Амхарский Чуб равнодушно и сухо согласился. Вечером они уже сидели в одном из маленьких ресторанчиков Дэбрэ. Обстановка здесь была европейская, а кухня — любая. Можно было заказать огнедышащие эфиопские блюда, а можно просто какие-нибудь спагетти с типовым американским кетчупом. Амхара заказал мясо с соусом бербере. Сиверцев тоже самое, и даже не потому что хотел доставить удовольствие своему эфиопскому другу, а просто ему это нравилось:
— Очень люблю вашу национальную кухню. У нас в России вообще-то не готовят таких острых блюд и даже на Кавказе хоть и перчат всё подряд, но всё же гораздо меньше чем вы. А мне эфиопские блюда нравятся больше кавказских. Знаешь, у меня желудок иногда побаливает, врачи говорят — острого вообще нельзя, но здесь я ем всё такое же острое, как и вы, а желудок вообще перестал болеть.
Чуб ответил как всегда сухо и односложно:
— У нас хорошо готовят, — при этом он сдержанно улыбнулся — минимальная вежливость, без которой его поведение вообще можно было бы считать хамским.
— Кстати, я вот хотел спросить у тебя: воюем мы сейчас с Эритреей (Сиверцев сделал упор на слове «мы»). Что там у вас за противоречия? Что вообще происходит?

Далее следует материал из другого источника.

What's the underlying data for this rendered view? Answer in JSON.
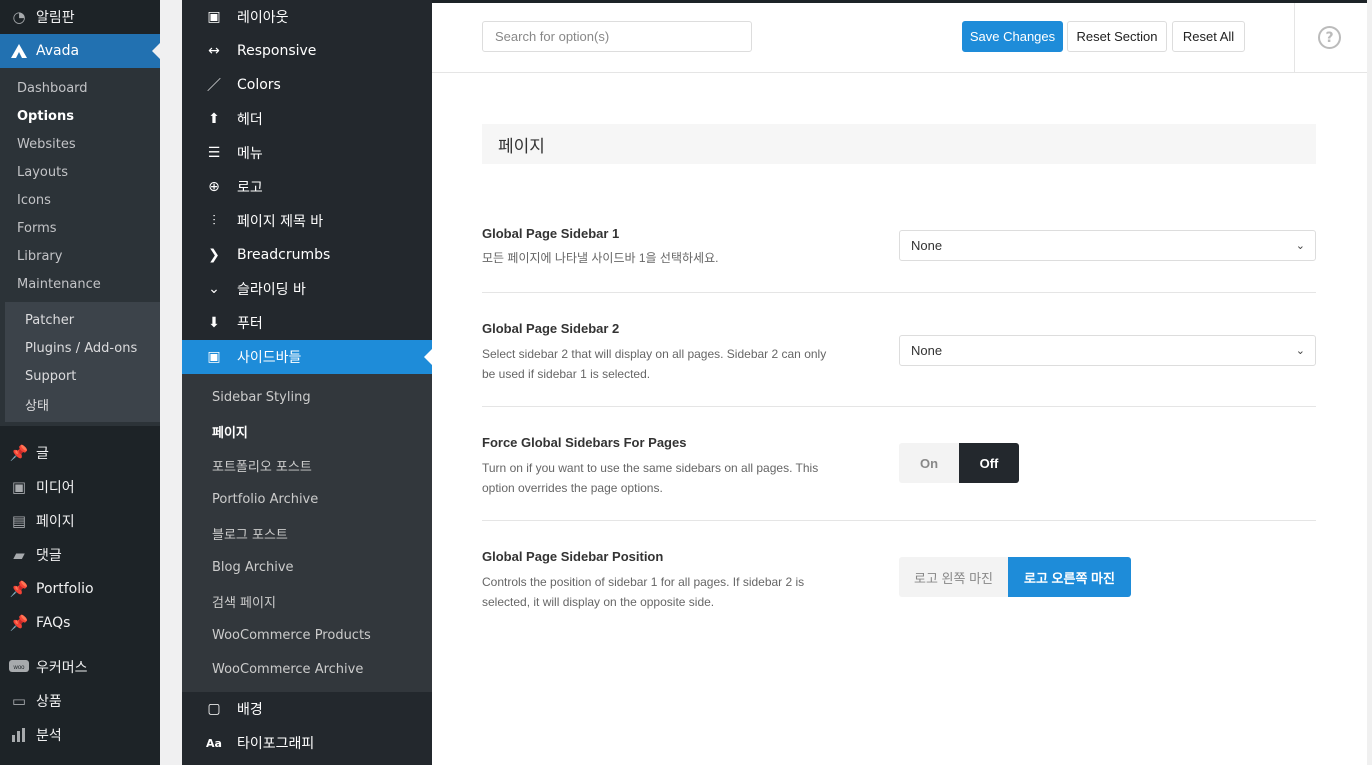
{
  "wp_menu": {
    "dashboard_label": "알림판",
    "avada_label": "Avada",
    "avada_sub": [
      "Dashboard",
      "Options",
      "Websites",
      "Layouts",
      "Icons",
      "Forms",
      "Library",
      "Maintenance"
    ],
    "maintenance_sub": [
      "Patcher",
      "Plugins / Add-ons",
      "Support",
      "상태"
    ],
    "bottom_items": [
      "글",
      "미디어",
      "페이지",
      "댓글",
      "Portfolio",
      "FAQs",
      "우커머스",
      "상품",
      "분석"
    ]
  },
  "avada_nav": {
    "items_top": [
      "레이아웃",
      "Responsive",
      "Colors",
      "헤더",
      "메뉴",
      "로고",
      "페이지 제목 바",
      "Breadcrumbs",
      "슬라이딩 바",
      "푸터"
    ],
    "active_item": "사이드바들",
    "sub_items": [
      "Sidebar Styling",
      "페이지",
      "포트폴리오 포스트",
      "Portfolio Archive",
      "블로그 포스트",
      "Blog Archive",
      "검색 페이지",
      "WooCommerce Products",
      "WooCommerce Archive"
    ],
    "items_bottom": [
      "배경",
      "타이포그래피"
    ]
  },
  "header": {
    "search_placeholder": "Search for option(s)",
    "save_label": "Save Changes",
    "reset_section_label": "Reset Section",
    "reset_all_label": "Reset All",
    "help_glyph": "?"
  },
  "section": {
    "title": "페이지"
  },
  "options": {
    "sidebar1": {
      "label": "Global Page Sidebar 1",
      "desc": "모든 페이지에 나타낼 사이드바 1을 선택하세요.",
      "value": "None"
    },
    "sidebar2": {
      "label": "Global Page Sidebar 2",
      "desc": "Select sidebar 2 that will display on all pages. Sidebar 2 can only be used if sidebar 1 is selected.",
      "value": "None"
    },
    "force": {
      "label": "Force Global Sidebars For Pages",
      "desc": "Turn on if you want to use the same sidebars on all pages. This option overrides the page options.",
      "on_label": "On",
      "off_label": "Off"
    },
    "position": {
      "label": "Global Page Sidebar Position",
      "desc": "Controls the position of sidebar 1 for all pages. If sidebar 2 is selected, it will display on the opposite side.",
      "left_label": "로고 왼쪽 마진",
      "right_label": "로고 오른쪽 마진"
    }
  },
  "colors": {
    "accent": "#1e8cd9",
    "wp_active": "#2271b1",
    "dark": "#23282d"
  }
}
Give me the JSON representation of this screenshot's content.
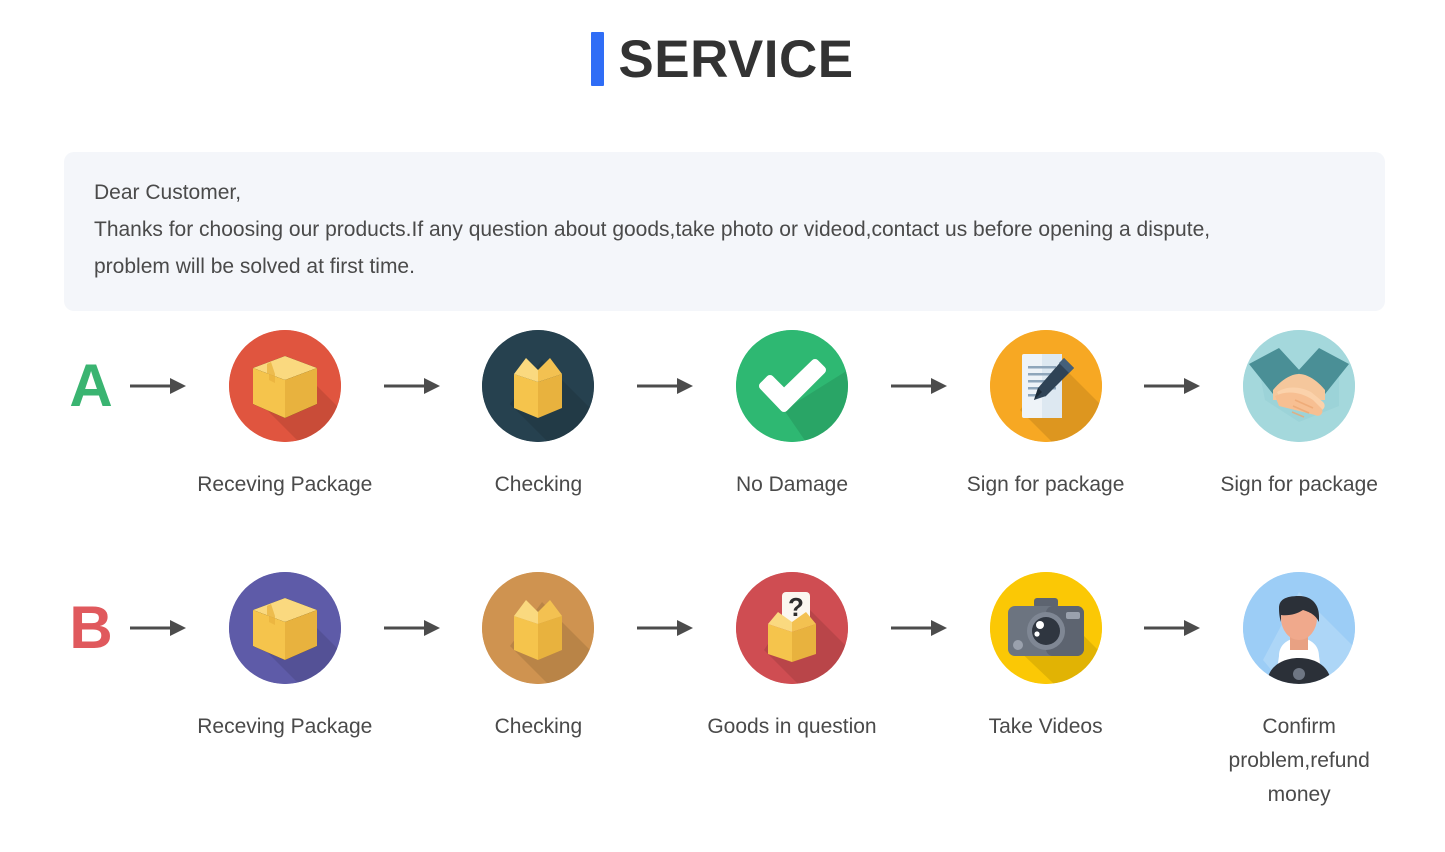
{
  "header": {
    "accent_color": "#2f6df6",
    "title": "SERVICE"
  },
  "notice": {
    "background_color": "#f4f6fa",
    "line1": "Dear Customer,",
    "line2": "Thanks for choosing our products.If any question about goods,take photo or videod,contact us before opening a dispute,",
    "line3": "problem will be solved at first time."
  },
  "flows": [
    {
      "key": "flow-a",
      "letter": "A",
      "letter_color": "#3ab471",
      "steps": [
        {
          "label": "Receving Package",
          "icon": "closed-box-icon",
          "circle_color": "#e0553f"
        },
        {
          "label": "Checking",
          "icon": "open-box-icon",
          "circle_color": "#26414f"
        },
        {
          "label": "No Damage",
          "icon": "check-mark-icon",
          "circle_color": "#2eb872"
        },
        {
          "label": "Sign for package",
          "icon": "document-pen-icon",
          "circle_color": "#f7a823"
        },
        {
          "label": "Sign for package",
          "icon": "handshake-icon",
          "circle_color": "#a4d8dc"
        }
      ]
    },
    {
      "key": "flow-b",
      "letter": "B",
      "letter_color": "#e0595d",
      "steps": [
        {
          "label": "Receving Package",
          "icon": "closed-box-icon",
          "circle_color": "#5e5ba8"
        },
        {
          "label": "Checking",
          "icon": "open-box-icon",
          "circle_color": "#cf9350"
        },
        {
          "label": "Goods in question",
          "icon": "question-box-icon",
          "circle_color": "#cf4d52"
        },
        {
          "label": "Take Videos",
          "icon": "camera-icon",
          "circle_color": "#fbc805"
        },
        {
          "label": "Confirm problem,refund money",
          "icon": "person-icon",
          "circle_color": "#9ccdf6"
        }
      ]
    }
  ],
  "arrow": {
    "name": "arrow-right-icon",
    "color": "#3d3d3d"
  }
}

— Война, — амхара превзошёл в лаконичности самого себя. Его тёмное лицо с тонкими чертами оставалось абсолютно непроницаемым, как посмертная маска египетского фараона. Это было почти полное отсутствие мимики — древний восточный покой. Глаза амхара были так же необычны: умные, глубокие, немного томные, и всегда избегающие встречного взгляда. Казалось, он хранил некую тайну, ни сколько при этом не беспокоясь, что она будет раскрыта, по причине полной недоступности назойливому фаранти. Однако Сиверцев не унимался:
— А как у вас в стране преобразования идут? Как простые люди относятся к президенту Менгисту Хайле Мариаму? — вопрос Сиверцева был вполне советским. Едва грянули первые барабаны перестройки, в Союзе стало не найти ни одной кухни, где не обсуждали бы Горбачёва. Но Чуб, похоже, не был взволнован этой темой:
— Не знаю, — он ответил совершенно спокойно и равнодушно. «Всё ты знаешь, — подумал про себя Сиверцев, — И русский язык ты знаешь достаточно, чтобы ответить развёрнуто. А если честно не хотел отвечать, так мог хотя бы выразить своё восхищение горячо любимым лидером, но ты вообще говорить не хочешь. Ты хотя бы помнишь о том, что такие как я подставляют свои головы под пули ради таких как ты?». И всё-таки Сиверцев не унимался:
— Слушай, а чего это многие ваши офицеры так зло на нас смотрят? Заметно, что они нас ненавидят, да они и скрывать это не пытаются. Обидно всё-таки. Мы же здесь не оккупанты какие-нибудь. Вы сами нас позвали, мы вам помогаем.
— Не надо обращать на них внимания, — этими словами амхара Чуб, во всяком случае, отметил, что сам он не принадлежит к тем, кто ненавидит русских.
Когда они уходили из ресторана, Сиверцев хотел заплатить за своего «боевого друга», но Чуб спокойно и бесстрастно сказал, что сам за себя заплатит. «Спасу нет до чего гордый», — раздраженно подумал Сиверцев. Кажется, на сей раз он не сумел скрыть своего раздражения, да уже и не пытался.